If you think you will have $75,000 to burn this Spring, Chevrolet will be more than happy to put a new Camaro Z/28 in your garage. That MSRP has a still-unspecified-gas-guzzler tax and a destination charge of $995, but what you get is a domestic racecar for the road to go up against the likes of Lamborghini Murcielago LP640’s and the Porsche 911 Carrera S. Press materials from GM already indicate that the Z/28 is quicker around the Nürburgring than bluebloods from the German and Italian manufacturers.
Powered by a 7.0liter LS7 V8, you can expect 505 horsepower and 481 pound-feet of torque. While that is 75 horsepower less than the most-powerful Camaro trim level, the ZL1’s 6.2L LSA, the LS7 at the heart of the Z/28 is natural aspirated. Small Block chief engineer and program manager, Jordan Lee has this to say:
“The LS7 is ideal for road racing because it delivers amazing performance in a compact, lightweight package. The broad torque curve and high redline of the LS7 mean fewer shifts are required for each lap, while the lightweight design improves the front-to-rear weight balance for better handling.”

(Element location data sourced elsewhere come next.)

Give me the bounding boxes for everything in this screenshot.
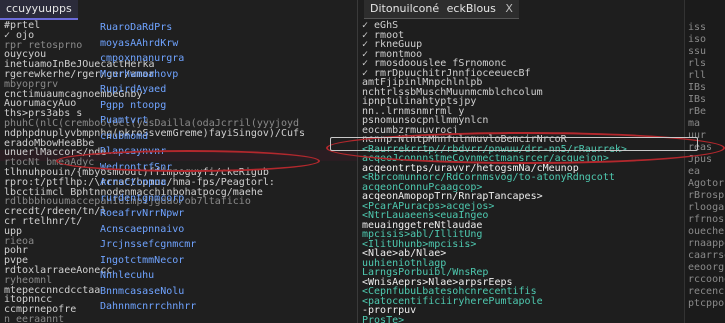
- far-right-line: rBe: [688, 106, 707, 117]
- left-blue-line: rurdentgnmcorp: [100, 192, 185, 204]
- far-right-line: Agotoruc: [688, 178, 725, 189]
- far-right-line: IBs: [688, 82, 707, 93]
- left-blue-line: moyasAAhrdKrw: [100, 37, 179, 49]
- left-blue-line: cmpoxnnanurgra: [100, 53, 185, 64]
- far-right-line: IBs: [688, 94, 707, 105]
- left-lines-line: n eeraannt: [4, 314, 65, 323]
- left-blue-line: Pgpp ntoopg: [100, 99, 167, 111]
- far-right-line: eeoorgcpvrl: [688, 262, 725, 273]
- far-right-line: rccoonenrne: [688, 274, 725, 285]
- left-editor-pane[interactable]: ccuyyuupps #prtel ✓ ojo rpr retosprno ouy…: [0, 0, 358, 323]
- far-right-line: rfrnosirrop: [688, 214, 725, 225]
- far-right-line: rnaapponcs: [688, 238, 725, 249]
- left-blue-line: Mcurhwmaahovp: [100, 68, 179, 80]
- selected-line-box: [330, 137, 698, 151]
- tab-right-subtitle: eckBlous: [446, 2, 496, 15]
- far-right-line: caarrsgucv: [688, 250, 725, 261]
- far-right-line: ea: [688, 166, 701, 177]
- left-blue-line: cnubmomd: [100, 130, 149, 142]
- left-blue-line: IngotctmmNecor: [100, 254, 185, 266]
- left-blue-line: RoeafrvNrrNpwr: [100, 208, 185, 219]
- tab-left-file[interactable]: ccuyyuupps: [0, 0, 78, 20]
- far-right-line: ssu: [688, 46, 707, 57]
- far-right-line: ptcpporl: [688, 298, 725, 309]
- far-right-line: iso: [688, 34, 707, 45]
- left-blue-line: Acrsctcnpna: [100, 177, 167, 188]
- left-blue-line: BnnmcasaseNolu: [100, 285, 185, 297]
- tab-right-file[interactable]: Ditonuilconé eckBlous X: [364, 0, 519, 19]
- far-right-line: rls: [688, 58, 707, 69]
- left-blue-line: Jrcjnssefcgnmcmr: [100, 239, 197, 250]
- far-right-line: rloogarsncs: [688, 202, 725, 213]
- far-right-line: rll: [688, 70, 707, 81]
- tab-left-title: ccuyyuupps: [6, 2, 72, 15]
- left-blue-line: Dahnnmcnrrchnhrr: [100, 301, 197, 312]
- far-right-panel: iss iso ssu rls rll IBs IBs rBe ma uur reas Jpus ea A…: [684, 0, 725, 323]
- close-icon[interactable]: X: [505, 2, 513, 15]
- left-blue-line: RuaroDaRdPrs: [100, 22, 173, 33]
- left-blue-line: RupirdAyaed: [100, 84, 167, 95]
- far-right-line: iss: [688, 22, 707, 33]
- red-annotation-ellipse-left: [56, 150, 320, 172]
- right-lines-line: ProsTe>: [362, 314, 405, 323]
- left-blue-line: Acnscaepnnaivo: [100, 223, 185, 235]
- left-blue-line: Nnhlecuhu: [100, 270, 155, 281]
- far-right-line: ouecheuclel: [688, 226, 725, 237]
- far-right-line: rBrosps: [688, 190, 725, 201]
- far-right-line: ma: [688, 118, 701, 129]
- far-right-line: recencchnnre: [688, 286, 725, 297]
- left-blue-line: Puamtvrt: [100, 115, 149, 126]
- tab-right-title: Ditonuilconé: [370, 2, 440, 15]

To further prove it is truly an enthusiast’s car, Chevrolet is not offering a slush box automatic as an option. You will be shifting at 7,000RPM six times and a limited slip differential, standard equipment on the Z/28, will keep all that power on the road.
While the chief rival, the Ford Mustang Boss 302, loses the back seat, Chevy has opted to keep the Z/28 as a 2+2.
“We felt it was important to keep the 2+2 configuration of the Camaro Z/28 as Chevrolet already has a world-class two-seat sports car in the Corvette,” Camaro chief engineer Al Oppenheiser said. “By modifying the construction of the rear seat, we were able to reduce the overall weight of the Z/28 while still preserving the flexibility of 2+2 seating.”
GM.com reports that by removing the seat-back pass through and using high-density foam in place of the rigid structure of the seat back, nine pounds were saved. The front seats are aggressively bolstered Recaro’s found on the coupe versions of the SS and ZL1 Camaro’s. To save more weight, old fashioned GM went with old fashioned manual seat adjustment.
One option that is not standard for the high price tag is the six-speaker stereo and air conditioning. Expect an added cost of $1,150 if you opt for it.